Korona virüs ile mücadelede en etkin uygulamanın teması sıfıra indirmek olduğunun altının çizildiğini kaydeden Selek, “Uzun süreli karantina günlerini düşündüğümüzde evlerimize alacağımız gıdalar olabildiğince besleyici ve dayanıklı olmalıdır. Bu sebeple aklımıza ilk gelen gıda kuru baklagillerdir. Kuru baklagiller yüksek protein kaynağı ve bol lifli, dayanıklı gıdalardır. Kaliteli yüksek protein kaynaklarından olan yumurta ve peynir de uygun koşullarda saklandığında dayanıklı gıdalar arasındadır. Hastalıklara neden olan virüs ve bakterilere karşı savunma sağlayan antikorların görevlerini yerine getirebilmeleri için her gün yeterli protein alınması gerekmektedir. Dolayısıyla her gün mutlaka kaliteli protein kaynağı olan kırmızı et veya beyaz etten birinin tabağımızda yer alması gerekmektedir. Ancak kardiyovasküler hastalık riskini arttırdığı için haftada 2 günden fazla kırmızı et tüketilmemelidir. Taze balık bulunamadığı durumlarda da dondurulmuş ya da konserve balıklardan faydalanılmalıdır. Et ürünleri başta olmak üzere tüm gıdaları iyice pişirmeliyiz” ifadelerini kullandı.
“Hareketin kısıtlı olduğu günlerde yağlı gıdalardan uzak durun”
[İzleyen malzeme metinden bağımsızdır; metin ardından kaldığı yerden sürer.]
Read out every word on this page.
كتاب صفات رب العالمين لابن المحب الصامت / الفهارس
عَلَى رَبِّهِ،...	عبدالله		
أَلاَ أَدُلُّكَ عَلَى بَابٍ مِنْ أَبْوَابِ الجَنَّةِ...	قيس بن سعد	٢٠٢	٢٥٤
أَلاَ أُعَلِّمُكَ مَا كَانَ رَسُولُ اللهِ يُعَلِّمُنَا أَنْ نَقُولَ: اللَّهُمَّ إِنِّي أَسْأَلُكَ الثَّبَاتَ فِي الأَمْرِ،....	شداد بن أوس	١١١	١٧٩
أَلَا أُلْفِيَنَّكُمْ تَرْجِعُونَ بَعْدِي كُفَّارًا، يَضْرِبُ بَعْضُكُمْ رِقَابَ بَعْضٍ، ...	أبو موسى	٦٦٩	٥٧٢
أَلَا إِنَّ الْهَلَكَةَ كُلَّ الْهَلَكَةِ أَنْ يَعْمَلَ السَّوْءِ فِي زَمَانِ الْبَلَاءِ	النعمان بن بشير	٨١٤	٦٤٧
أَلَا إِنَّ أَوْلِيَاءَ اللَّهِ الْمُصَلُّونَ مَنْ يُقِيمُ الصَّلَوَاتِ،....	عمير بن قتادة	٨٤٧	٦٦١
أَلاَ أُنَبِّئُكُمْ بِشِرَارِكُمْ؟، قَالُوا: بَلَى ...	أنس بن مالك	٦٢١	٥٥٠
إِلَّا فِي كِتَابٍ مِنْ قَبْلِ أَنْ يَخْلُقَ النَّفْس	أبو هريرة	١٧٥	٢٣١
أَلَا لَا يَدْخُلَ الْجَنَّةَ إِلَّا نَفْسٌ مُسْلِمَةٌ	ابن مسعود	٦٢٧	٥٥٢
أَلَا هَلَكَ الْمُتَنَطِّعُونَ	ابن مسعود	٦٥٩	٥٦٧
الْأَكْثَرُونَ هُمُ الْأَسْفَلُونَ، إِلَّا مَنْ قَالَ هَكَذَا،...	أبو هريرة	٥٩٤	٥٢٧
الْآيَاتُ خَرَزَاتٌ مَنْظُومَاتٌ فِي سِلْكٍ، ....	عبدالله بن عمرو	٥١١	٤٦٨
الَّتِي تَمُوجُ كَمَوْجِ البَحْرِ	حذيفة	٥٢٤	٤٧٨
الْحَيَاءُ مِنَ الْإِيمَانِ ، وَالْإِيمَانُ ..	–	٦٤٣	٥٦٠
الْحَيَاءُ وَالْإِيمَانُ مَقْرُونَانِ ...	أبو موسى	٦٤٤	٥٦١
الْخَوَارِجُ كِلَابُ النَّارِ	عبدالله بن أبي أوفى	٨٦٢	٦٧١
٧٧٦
Sosyal izolasyonda tüketime çok dikkat edilmesi gerektiğini vurgulayan Öznur Selek, “Her ne kadar dayanıklı gıdalar kategorisine giremese de; mümkün olduğunca mevsim sebze ve meyvelerini evlerimizde bulundurmalıyız. Günde en az 5 porsiyon sebze ve meyve tüketmeliyiz. Bunun 2-3 porsiyonu sebze, 2-3 porsiyonu meyve şeklinde olmalıdır. Sebze ve meyveler; vitamin, potasyum, kalsiyum, demir, magnezyum, posa ve diğer antioksidan özellikte olan bileşiklerce zengindir. Hücre yenilenmesi, doku onarımı, kan yapımı ve hastalıklara karşı dirençte etkilidir. İçinde bulunduğumuz mevsim düşünüldüğünde de lahana, karnabahar, havuç, brokoli, kabak, turp, pancar, patates, karnabahar gibi sebzeler uzun süre dayanıklıdır. Elma, narenciye grubu, olgun olmayan muz da yine dayanıklı meyveler kategorisindedir. Özellikle bol C vitamini içeren limon; salata, sebze yemeklerinde mutlaka tüketilmelidir. Kuru meyve ve sebzelerde lif oranı yüksek dayanıklı besinlerdir. Su içmeyi de özellikle bugünlerde asla ihmal etmememiz gerekir. Hareketin kısıtlığı olduğu şu günlerde mümkün olduğunca şekerli ve yağlı gıdalardan uzak durmalıyız. Hamur işleri, beyaz ekmek, işlenmiş ürünler, aşırı tuzlu besinlerden kaçınmalıyız” şeklinde konuştu.
Bağışıklık güçlendirici çorba tarifi verdi
Mevsim geçişlerinde farklı gıdalarla beslenmenin önemine değinen Diyetisyen Selek, evde de rahatlıkla yapılabilecek ve bağışıklık sistemini güçlendirecek bir çorba tarifi de verdi. Selek, "Birçok farklı malzemeden elde edilen ve sofralarımızın vazgeçilmezlerinden çorba, oldukça besleyici bir yemek olarak bilinir. Evde de kolaylıkla yapabileceğimiz çorbamız için 2 adet orta boy pancar, 1 büyük soğan, 1 orta boy patates, 1 küçük havuç, 3 diş sarımsak, 1 çay bardağı kemik suyu, 3 bardak su, 1 küçük parça taze zencefil, 1 kaşık zeytin yağı ile baharat gerekiyor. Öncelikle tüm sebzeler iyice yıkadıktan sonra iri küpler halinde doğrayalım ve üzerine 3 bardak su ekleyerek düdüklüde 15 dakika pişirelim. Pancarın vitaminlerini koruması için 15 dakikadan fazla pişirilmemesi gerekir. 1 çay bardağı kemik suyu, tuz, zeytinyağı ve baharatlar eklenerek tüm malzemeler mikserden geçirilir. 2-3 dakika daha kaynatıldıktan sonra çorba içmeye hazırdır” ifadelerini kullandı.